The RBI (Amendment) Act 2006, vests comprehensive powers in the RBI to regulate interest rate derivatives except issues relating to trade execution and settlement which are required to be left to respective exchanges. According to me, considering the RBIs role in, and responsibility for, ensuring efficiency and stability in the financial system, the broader policy, including those relating to product and participants, be the responsibility of the RBI and the microstructure details, which evolve through interaction between exchanges and participants, be best left to respective exchanges.
The IRF market depends, for its liquidity, depth and efficiency, on significant presence of all classes of participants, viz. hedgers, speculators and arbitrageurs. Restricting the participation of banks only to hedging activities impairs the liquidity of the market. Therefore, in my opinion, banks must be allowed to take trading positions in IRF subject to prudential regulations including capital markets. Further, the current approval for banks’ participation in IRF for hedging risk in their underlying investment portfolio of G-Secs should be extended to the interest rate risk inherent in their entire balance sheet.
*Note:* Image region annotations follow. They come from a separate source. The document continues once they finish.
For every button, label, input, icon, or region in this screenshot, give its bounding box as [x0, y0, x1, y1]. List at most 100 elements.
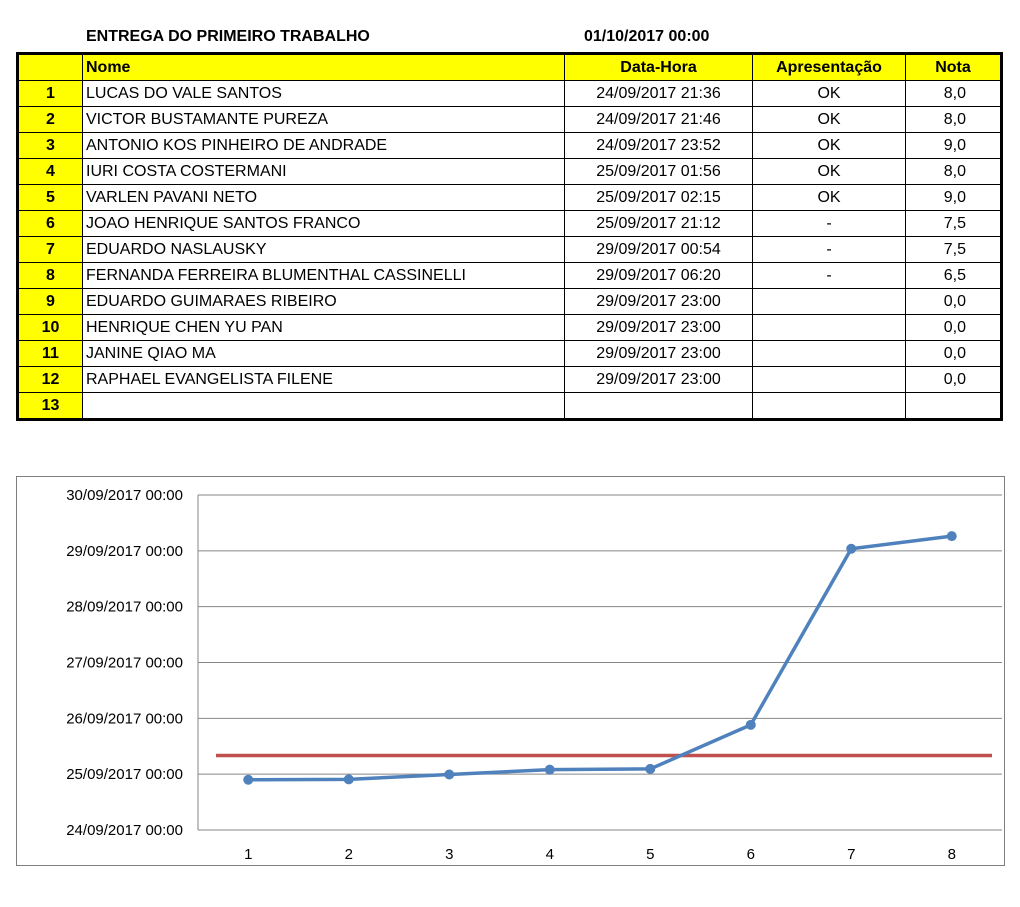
- y-tick-label: 25/09/2017 00:00: [66, 766, 183, 783]
- apresentacao-cell[interactable]: OK: [752, 158, 906, 185]
- datetime-cell[interactable]: 25/09/2017 01:56: [564, 158, 753, 185]
- series-point: [846, 543, 857, 554]
- x-tick-label: 1: [244, 846, 252, 863]
- table-row: 5 VARLEN PAVANI NETO 25/09/2017 02:15 OK 9,0: [17, 184, 1002, 211]
- apresentacao-cell[interactable]: [752, 288, 906, 315]
- y-tick-label: 27/09/2017 00:00: [66, 655, 183, 672]
- row-index-cell[interactable]: 12: [17, 366, 83, 393]
- y-tick-label: 30/09/2017 00:00: [66, 487, 183, 504]
- nota-cell[interactable]: 7,5: [905, 236, 1002, 263]
- row-index-cell[interactable]: 13: [17, 392, 83, 420]
- datetime-cell[interactable]: 29/09/2017 23:00: [564, 366, 753, 393]
- series-point: [544, 764, 555, 775]
- nota-cell[interactable]: 8,0: [905, 80, 1002, 107]
- y-tick-label: 29/09/2017 00:00: [66, 543, 183, 560]
- table-row: 12 RAPHAEL EVANGELISTA FILENE 29/09/2017 2…: [17, 366, 1002, 393]
- table-row: 2 VICTOR BUSTAMANTE PUREZA 24/09/2017 21:4…: [17, 106, 1002, 133]
- name-cell[interactable]: JOAO HENRIQUE SANTOS FRANCO: [82, 210, 565, 237]
- series-point: [243, 774, 254, 785]
- nota-cell[interactable]: 7,5: [905, 210, 1002, 237]
- row-index-cell[interactable]: 3: [17, 132, 83, 159]
- table-row: 8 FERNANDA FERREIRA BLUMENTHAL CASSINELLI…: [17, 262, 1002, 289]
- nota-cell[interactable]: 0,0: [905, 288, 1002, 315]
- name-cell[interactable]: VARLEN PAVANI NETO: [82, 184, 565, 211]
- row-index-cell[interactable]: 11: [17, 340, 83, 367]
- name-cell[interactable]: EDUARDO GUIMARAES RIBEIRO: [82, 288, 565, 315]
- name-cell[interactable]: EDUARDO NASLAUSKY: [82, 236, 565, 263]
- name-cell[interactable]: FERNANDA FERREIRA BLUMENTHAL CASSINELLI: [82, 262, 565, 289]
- x-tick-label: 6: [747, 846, 755, 863]
- name-cell[interactable]: VICTOR BUSTAMANTE PUREZA: [82, 106, 565, 133]
- x-tick-label: 5: [646, 846, 654, 863]
- apresentacao-cell[interactable]: [752, 392, 906, 420]
- header-apresentacao[interactable]: Apresentação: [752, 53, 906, 81]
- row-index-cell[interactable]: 8: [17, 262, 83, 289]
- datetime-cell[interactable]: 25/09/2017 21:12: [564, 210, 753, 237]
- submissions-table: Nome Data-Hora Apresentação Nota 1 LUCAS …: [16, 52, 1003, 421]
- row-index-cell[interactable]: 2: [17, 106, 83, 133]
- table-row: 10 HENRIQUE CHEN YU PAN 29/09/2017 23:00 0,…: [17, 314, 1002, 341]
- datetime-cell[interactable]: 24/09/2017 21:36: [564, 80, 753, 107]
- table-header-row: Nome Data-Hora Apresentação Nota: [17, 53, 1002, 81]
- datetime-cell[interactable]: 24/09/2017 21:46: [564, 106, 753, 133]
- apresentacao-cell[interactable]: [752, 340, 906, 367]
- chart-container: 24/09/2017 00:00 25/09/2017 00:00 26/09/20…: [16, 476, 1005, 866]
- apresentacao-cell[interactable]: [752, 366, 906, 393]
- header-data-hora[interactable]: Data-Hora: [564, 53, 753, 81]
- name-cell[interactable]: HENRIQUE CHEN YU PAN: [82, 314, 565, 341]
- row-index-cell[interactable]: 1: [17, 80, 83, 107]
- x-tick-label: 7: [847, 846, 855, 863]
- table-row: 11 JANINE QIAO MA 29/09/2017 23:00 0,0: [17, 340, 1002, 367]
- apresentacao-cell[interactable]: [752, 314, 906, 341]
- apresentacao-cell[interactable]: -: [752, 262, 906, 289]
- table-row: 13: [17, 392, 1002, 420]
- table-row: 1 LUCAS DO VALE SANTOS 24/09/2017 21:36 OK 8…: [17, 80, 1002, 107]
- name-cell[interactable]: JANINE QIAO MA: [82, 340, 565, 367]
- datetime-cell[interactable]: 29/09/2017 06:20: [564, 262, 753, 289]
- delivery-time-chart: 24/09/2017 00:00 25/09/2017 00:00 26/09/20…: [66, 487, 1002, 863]
- datetime-cell[interactable]: 29/09/2017 23:00: [564, 288, 753, 315]
- name-cell[interactable]: RAPHAEL EVANGELISTA FILENE: [82, 366, 565, 393]
- datetime-cell[interactable]: 29/09/2017 00:54: [564, 236, 753, 263]
- row-index-cell[interactable]: 6: [17, 210, 83, 237]
- row-index-cell[interactable]: 9: [17, 288, 83, 315]
- datetime-cell[interactable]: 25/09/2017 02:15: [564, 184, 753, 211]
- apresentacao-cell[interactable]: -: [752, 236, 906, 263]
- datetime-cell[interactable]: 24/09/2017 23:52: [564, 132, 753, 159]
- nota-cell[interactable]: 8,0: [905, 158, 1002, 185]
- nota-cell[interactable]: 9,0: [905, 132, 1002, 159]
- name-cell[interactable]: ANTONIO KOS PINHEIRO DE ANDRADE: [82, 132, 565, 159]
- apresentacao-cell[interactable]: OK: [752, 80, 906, 107]
- datetime-cell[interactable]: 29/09/2017 23:00: [564, 314, 753, 341]
- y-tick-label: 26/09/2017 00:00: [66, 710, 183, 727]
- header-nota[interactable]: Nota: [905, 53, 1002, 81]
- series-point: [745, 719, 756, 730]
- y-tick-label: 28/09/2017 00:00: [66, 599, 183, 616]
- row-index-cell[interactable]: 10: [17, 314, 83, 341]
- row-index-cell[interactable]: 7: [17, 236, 83, 263]
- nota-cell[interactable]: 0,0: [905, 314, 1002, 341]
- nota-cell[interactable]: 0,0: [905, 340, 1002, 367]
- apresentacao-cell[interactable]: OK: [752, 132, 906, 159]
- apresentacao-cell[interactable]: OK: [752, 184, 906, 211]
- datetime-cell[interactable]: 29/09/2017 23:00: [564, 340, 753, 367]
- name-cell[interactable]: [82, 392, 565, 420]
- nota-cell[interactable]: [905, 392, 1002, 420]
- header-nome[interactable]: Nome: [82, 53, 565, 81]
- x-tick-label: 8: [948, 846, 956, 863]
- nota-cell[interactable]: 6,5: [905, 262, 1002, 289]
- apresentacao-cell[interactable]: OK: [752, 106, 906, 133]
- apresentacao-cell[interactable]: -: [752, 210, 906, 237]
- table-row: 4 IURI COSTA COSTERMANI 25/09/2017 01:56 OK…: [17, 158, 1002, 185]
- row-index-cell[interactable]: 4: [17, 158, 83, 185]
- series-point: [645, 763, 656, 774]
- name-cell[interactable]: IURI COSTA COSTERMANI: [82, 158, 565, 185]
- nota-cell[interactable]: 8,0: [905, 106, 1002, 133]
- name-cell[interactable]: LUCAS DO VALE SANTOS: [82, 80, 565, 107]
- nota-cell[interactable]: 0,0: [905, 366, 1002, 393]
- datetime-cell[interactable]: [564, 392, 753, 420]
- nota-cell[interactable]: 9,0: [905, 184, 1002, 211]
- row-index-cell[interactable]: 5: [17, 184, 83, 211]
- table-row: 3 ANTONIO KOS PINHEIRO DE ANDRADE 24/09/20…: [17, 132, 1002, 159]
- header-index-cell[interactable]: [17, 53, 83, 81]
The recommended accounting practice in case of IRF, premised on the concept of effective hedge conforms to the international best practice that in respect of IRS has been couched in general terms and has spawned varying practices. Unless this imbalance is addressed, market response will continue to be against IRFs. Also, in order to ensure that the prices in spot and futures market are firmly aligned, it is necessary that the accounting practices for derivatives as well as underlying are also aligned. In this context, it needs to be recognized that IRF is marked-to-market daily and daily gains or losses are received or paid through daily variation margins. This is precisely what makes IRF a zero-debt product. Thus, the accounting method for underlying
also needs to be fully aligned to reflect the character of the hedge.
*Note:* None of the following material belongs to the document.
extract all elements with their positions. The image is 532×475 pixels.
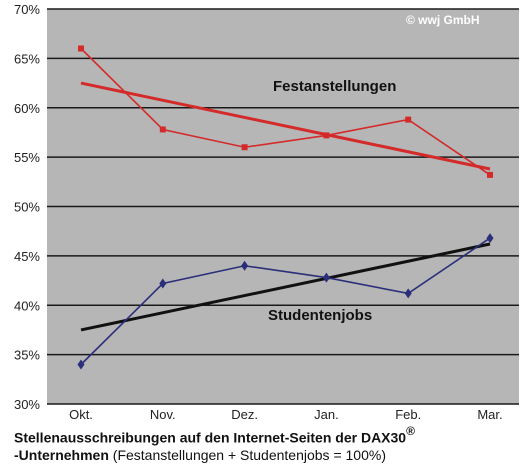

The need to reconcile the desirability of short selling in cash market symmetrically with the futures market owing to the very persuasive rationale of cash futures arbitrage which alone ensures the connect between the two markets throughout the contract period and also forces convergence between cash and futures markets, at settlement. Therefore, according to me, the time limit on short selling be extended so that term, tenure or maturity of the short sale is coterminus with that of the futures contract and a system of transparent and rule based pecuniary penalty for subsidiary general ledger bouncing be put in place, in lieu of the regulatory penalty currently in force.
With a view to ensuring symmetry between cash market and GoI securities (and other debt instruments) and IRF, as also imparting liquidity to the IRF market which is an important step towards deepening of the debt market. In my opinion IRFs may be exempted from Securities Transaction Tax (STT).